Comment by lolinder
17 days ago
> which is the kind of opportunity that doesn't usually come around twice.
On the contrary, it most definitely did come around twice (hence the 2), and those same geographic advantages are still at play, barring thermonuclear war. It wasn't pure chance that Europe combusted in WW2, Europe had been on fire off and on for hundreds of years.

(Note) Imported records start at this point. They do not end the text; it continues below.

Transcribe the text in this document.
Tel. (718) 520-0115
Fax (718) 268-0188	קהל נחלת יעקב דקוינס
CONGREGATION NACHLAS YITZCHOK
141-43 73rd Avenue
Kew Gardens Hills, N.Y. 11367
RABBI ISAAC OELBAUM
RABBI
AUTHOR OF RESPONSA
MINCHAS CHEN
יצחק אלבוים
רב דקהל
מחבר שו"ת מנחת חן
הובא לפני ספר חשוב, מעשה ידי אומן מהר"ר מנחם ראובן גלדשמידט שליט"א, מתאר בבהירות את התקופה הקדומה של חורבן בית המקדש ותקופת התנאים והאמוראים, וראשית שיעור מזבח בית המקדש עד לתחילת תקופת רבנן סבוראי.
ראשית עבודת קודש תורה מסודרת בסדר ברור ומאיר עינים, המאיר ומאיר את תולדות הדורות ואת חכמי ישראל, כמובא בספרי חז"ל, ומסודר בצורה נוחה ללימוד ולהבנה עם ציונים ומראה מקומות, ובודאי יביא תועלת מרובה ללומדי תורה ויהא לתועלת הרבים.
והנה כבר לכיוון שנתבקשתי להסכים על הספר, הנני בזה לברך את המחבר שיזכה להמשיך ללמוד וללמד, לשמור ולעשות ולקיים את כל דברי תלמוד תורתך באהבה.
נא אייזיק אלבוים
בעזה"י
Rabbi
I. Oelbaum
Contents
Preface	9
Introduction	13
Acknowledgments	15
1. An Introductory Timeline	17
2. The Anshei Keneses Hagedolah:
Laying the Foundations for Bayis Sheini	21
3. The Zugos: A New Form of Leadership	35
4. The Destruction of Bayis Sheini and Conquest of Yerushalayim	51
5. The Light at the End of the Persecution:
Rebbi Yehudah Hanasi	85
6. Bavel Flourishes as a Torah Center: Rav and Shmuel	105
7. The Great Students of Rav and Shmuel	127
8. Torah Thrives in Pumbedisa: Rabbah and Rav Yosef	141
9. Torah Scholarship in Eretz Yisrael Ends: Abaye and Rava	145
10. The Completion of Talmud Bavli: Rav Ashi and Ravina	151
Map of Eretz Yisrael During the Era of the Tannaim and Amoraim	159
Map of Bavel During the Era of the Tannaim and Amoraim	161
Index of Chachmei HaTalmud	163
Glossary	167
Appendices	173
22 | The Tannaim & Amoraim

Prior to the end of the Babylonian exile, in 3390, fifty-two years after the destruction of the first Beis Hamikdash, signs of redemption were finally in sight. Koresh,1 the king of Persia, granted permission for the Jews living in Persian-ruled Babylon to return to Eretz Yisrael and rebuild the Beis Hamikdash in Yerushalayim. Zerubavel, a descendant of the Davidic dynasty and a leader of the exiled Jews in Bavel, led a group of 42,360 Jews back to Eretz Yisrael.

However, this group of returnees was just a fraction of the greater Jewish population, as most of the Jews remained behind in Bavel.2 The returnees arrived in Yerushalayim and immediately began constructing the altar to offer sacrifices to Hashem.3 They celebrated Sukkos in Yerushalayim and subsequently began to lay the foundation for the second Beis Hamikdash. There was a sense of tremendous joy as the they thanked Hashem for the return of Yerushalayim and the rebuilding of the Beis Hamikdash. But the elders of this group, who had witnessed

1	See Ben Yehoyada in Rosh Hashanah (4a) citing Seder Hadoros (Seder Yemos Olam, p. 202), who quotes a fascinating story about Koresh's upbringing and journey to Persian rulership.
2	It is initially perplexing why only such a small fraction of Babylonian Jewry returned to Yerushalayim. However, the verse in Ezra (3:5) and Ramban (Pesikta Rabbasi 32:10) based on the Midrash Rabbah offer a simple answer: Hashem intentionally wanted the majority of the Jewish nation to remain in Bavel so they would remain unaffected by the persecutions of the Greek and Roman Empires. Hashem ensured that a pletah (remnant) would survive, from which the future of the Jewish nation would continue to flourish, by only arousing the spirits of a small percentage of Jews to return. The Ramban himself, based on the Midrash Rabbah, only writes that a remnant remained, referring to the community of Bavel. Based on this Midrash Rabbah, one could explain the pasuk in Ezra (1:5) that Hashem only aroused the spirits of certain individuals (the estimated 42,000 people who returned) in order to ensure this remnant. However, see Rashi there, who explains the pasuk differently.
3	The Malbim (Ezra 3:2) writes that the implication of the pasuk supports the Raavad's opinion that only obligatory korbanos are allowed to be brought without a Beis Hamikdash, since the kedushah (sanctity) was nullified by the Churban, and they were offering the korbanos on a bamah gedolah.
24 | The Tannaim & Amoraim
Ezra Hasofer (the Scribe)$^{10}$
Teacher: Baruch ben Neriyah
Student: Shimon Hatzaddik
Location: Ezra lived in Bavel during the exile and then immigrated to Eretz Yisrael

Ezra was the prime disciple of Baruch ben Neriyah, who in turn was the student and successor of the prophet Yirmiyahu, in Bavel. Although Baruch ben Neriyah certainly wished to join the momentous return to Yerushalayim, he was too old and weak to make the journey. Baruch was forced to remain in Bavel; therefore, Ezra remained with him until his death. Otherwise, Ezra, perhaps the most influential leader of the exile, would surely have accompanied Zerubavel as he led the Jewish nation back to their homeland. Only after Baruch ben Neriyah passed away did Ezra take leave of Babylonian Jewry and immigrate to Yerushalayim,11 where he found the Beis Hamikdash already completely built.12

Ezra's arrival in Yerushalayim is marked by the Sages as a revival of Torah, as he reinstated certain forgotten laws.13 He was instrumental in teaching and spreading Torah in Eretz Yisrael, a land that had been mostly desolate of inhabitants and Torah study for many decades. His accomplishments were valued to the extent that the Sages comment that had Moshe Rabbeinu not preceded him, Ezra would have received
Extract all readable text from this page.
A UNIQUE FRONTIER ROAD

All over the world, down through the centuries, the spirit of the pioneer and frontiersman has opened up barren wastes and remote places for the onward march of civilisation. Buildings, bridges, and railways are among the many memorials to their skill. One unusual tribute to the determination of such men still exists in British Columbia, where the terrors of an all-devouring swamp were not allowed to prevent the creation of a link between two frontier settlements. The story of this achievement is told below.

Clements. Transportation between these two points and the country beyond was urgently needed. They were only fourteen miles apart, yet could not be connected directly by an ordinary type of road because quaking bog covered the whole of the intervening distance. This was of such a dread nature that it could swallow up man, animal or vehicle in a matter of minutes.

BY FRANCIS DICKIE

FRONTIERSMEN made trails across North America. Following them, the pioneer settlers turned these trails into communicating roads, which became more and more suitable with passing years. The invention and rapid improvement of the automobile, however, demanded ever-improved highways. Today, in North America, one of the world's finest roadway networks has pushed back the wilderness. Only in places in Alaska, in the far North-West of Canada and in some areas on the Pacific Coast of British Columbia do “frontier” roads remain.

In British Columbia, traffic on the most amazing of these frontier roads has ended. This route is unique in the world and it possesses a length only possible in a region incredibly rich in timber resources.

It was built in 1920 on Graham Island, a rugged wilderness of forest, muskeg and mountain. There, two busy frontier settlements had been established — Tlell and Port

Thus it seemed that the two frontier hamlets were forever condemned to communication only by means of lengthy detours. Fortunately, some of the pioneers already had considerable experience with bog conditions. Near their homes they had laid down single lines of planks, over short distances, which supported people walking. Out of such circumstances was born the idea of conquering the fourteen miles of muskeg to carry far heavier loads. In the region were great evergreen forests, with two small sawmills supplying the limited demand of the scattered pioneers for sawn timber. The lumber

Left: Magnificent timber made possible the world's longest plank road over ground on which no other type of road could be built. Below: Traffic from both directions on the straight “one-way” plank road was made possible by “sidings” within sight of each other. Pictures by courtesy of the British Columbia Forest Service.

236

Its geography just lends itself to large scale conflict.
The recent period of peace is an exception, but it's not the first exception and there's good reason to suppose this one won't last forever either.
I could say the same about the period of peace in the USA which is only from 1865 (Edit: 1865 is the civil war, but thought hey let's look, and it seems there were conflicts with Indians up to 1924!) . It is an exception, because before that it was "the wild west", with various conflicts around.
And not sure how this will play out long term, I don't get an impression that USA states are so aligned on everything.
> I could say the same about the period of peace in the USA which is only from 1865
You can't really compare a period of 160 years to a period of 80, especially given that there's war in Europe once again so the streak is already broken.
80 years is actually shorter than the gap between the Napoleonic wars and WW1 (~100 years), and only represents one generation that lived and died without a local war. On the other hand, 160 years out of 249 is 64% of the existence of the US spent in one continuous period of no widespread local conflict, and represents 5 generations that were born and died without any war on their doorstep. How is that an exception?
> Europe had been on fire off and on for hundreds of years.
The point was that armed conflicts also happened on North American soil (even if consider only USA soil) for long time, so not so different for what happened in Europe. The last period of peace is as much an exception for one as it is for the other given a significant part of the history of the continents.
Also, if we think of countries, there were various European countries that did not participate in or had fights on their territory, during neither WWI or WWII (Ireland, Sweden, Switzerland, Portugal, Spain) and some of those did not have a war on their soil for similar as USA ...
2 replies →
Since you edited to reply to my comment I'm stuck leaving a second reply: the conflicts with Indians were not at all the same as the kind of total war we're talking about with the wars of religion, Napoleonic Wars, and the World Wars. The subject of this thread is wars that lead to mass destruction of national power and lead to other countries taking the lead.
For future reference, it makes for much easier reading if you just reply to me instead of editing your comment to respond. This isn't a Notion doc, it's a forum, and I'm not leaving feedback on an artifact, I'm engaging you in a discussion.